How many TECAR RF sessions are needed before I notice a difference? This varies depending on the degree of muscle tension and the condition of the tissue, but improvement in deep-tissue circulation and muscle relaxation generally develops gradually over several sessions. Rather than expecting an immediate change after one or two treatments, it is important to plan the interval and total number of sessions together with your healthcare provider.

Do I need an MRI for back pain? MRI is useful for confirming the location and extent of nerve root compression and provides a basis for determining treatment direction when radicular pain is suspected. An MRI is not required for every patient with back pain, however — the decision is based on the character of your symptoms combined with the findings from a physical examination.
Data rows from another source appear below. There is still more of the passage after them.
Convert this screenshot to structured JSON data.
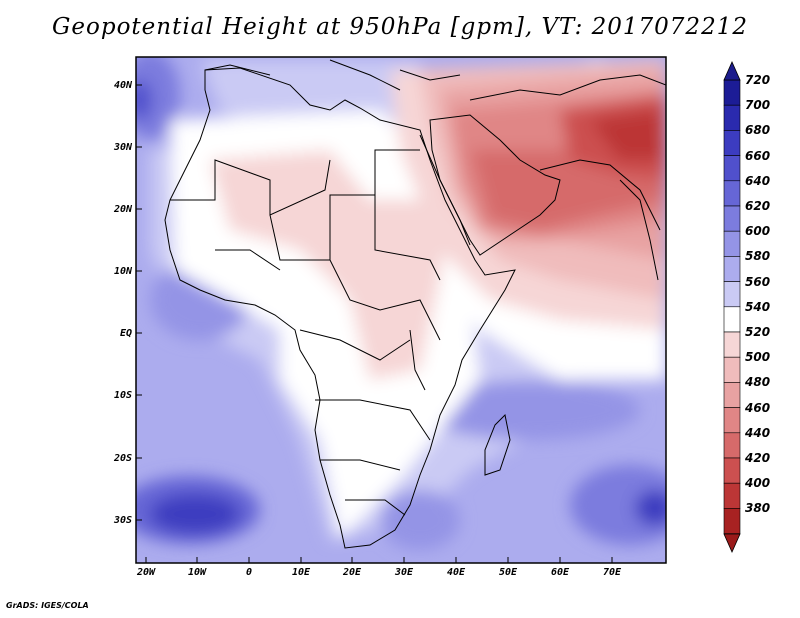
{
  "title": "Geopotential Height at 950hPa [gpm], VT: 2017072212",
  "credit": "GrADS: IGES/COLA",
  "lat_labels": [
    "40N",
    "30N",
    "20N",
    "10N",
    "EQ",
    "10S",
    "20S",
    "30S"
  ],
  "lon_labels": [
    "20W",
    "10W",
    "0",
    "10E",
    "20E",
    "30E",
    "40E",
    "50E",
    "60E",
    "70E"
  ],
  "colorbar": {
    "levels": [
      "720",
      "700",
      "680",
      "660",
      "640",
      "620",
      "600",
      "580",
      "560",
      "540",
      "520",
      "500",
      "480",
      "460",
      "440",
      "420",
      "400",
      "380"
    ],
    "colors": [
      "#1c1c96",
      "#2a2aae",
      "#3c3cc0",
      "#5050cc",
      "#6666d6",
      "#7c7cde",
      "#9494e6",
      "#acacee",
      "#cacaf4",
      "#ffffff",
      "#f6d6d6",
      "#f0bcbc",
      "#e8a2a2",
      "#e08686",
      "#d66a6a",
      "#cc5050",
      "#bc3636",
      "#a82222"
    ],
    "top_color": "#1c1c8c",
    "bottom_color": "#9a1a1a"
  }
}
My main problem is chronic muscle tightness, not leg pain. Is a nerve block appropriate for me? When chronic muscle tension and achiness are the primary symptoms without radicular pain, treatment targeting deep-tissue circulation and relaxation is generally the first consideration rather than a nerve block. Nerve block injections are indicated when inflammation and swelling around a nerve root are the core cause of pain, so treatment selection depends on the nature of your symptoms.

Is there a risk of the pain returning after treatment? If deep muscle strength and flexibility have not fully recovered by the time pain subsides, some risk of recurrence remains. After treatment, gradually strengthening the muscles around the lower back within the range recommended by your care team can help support long-term stability.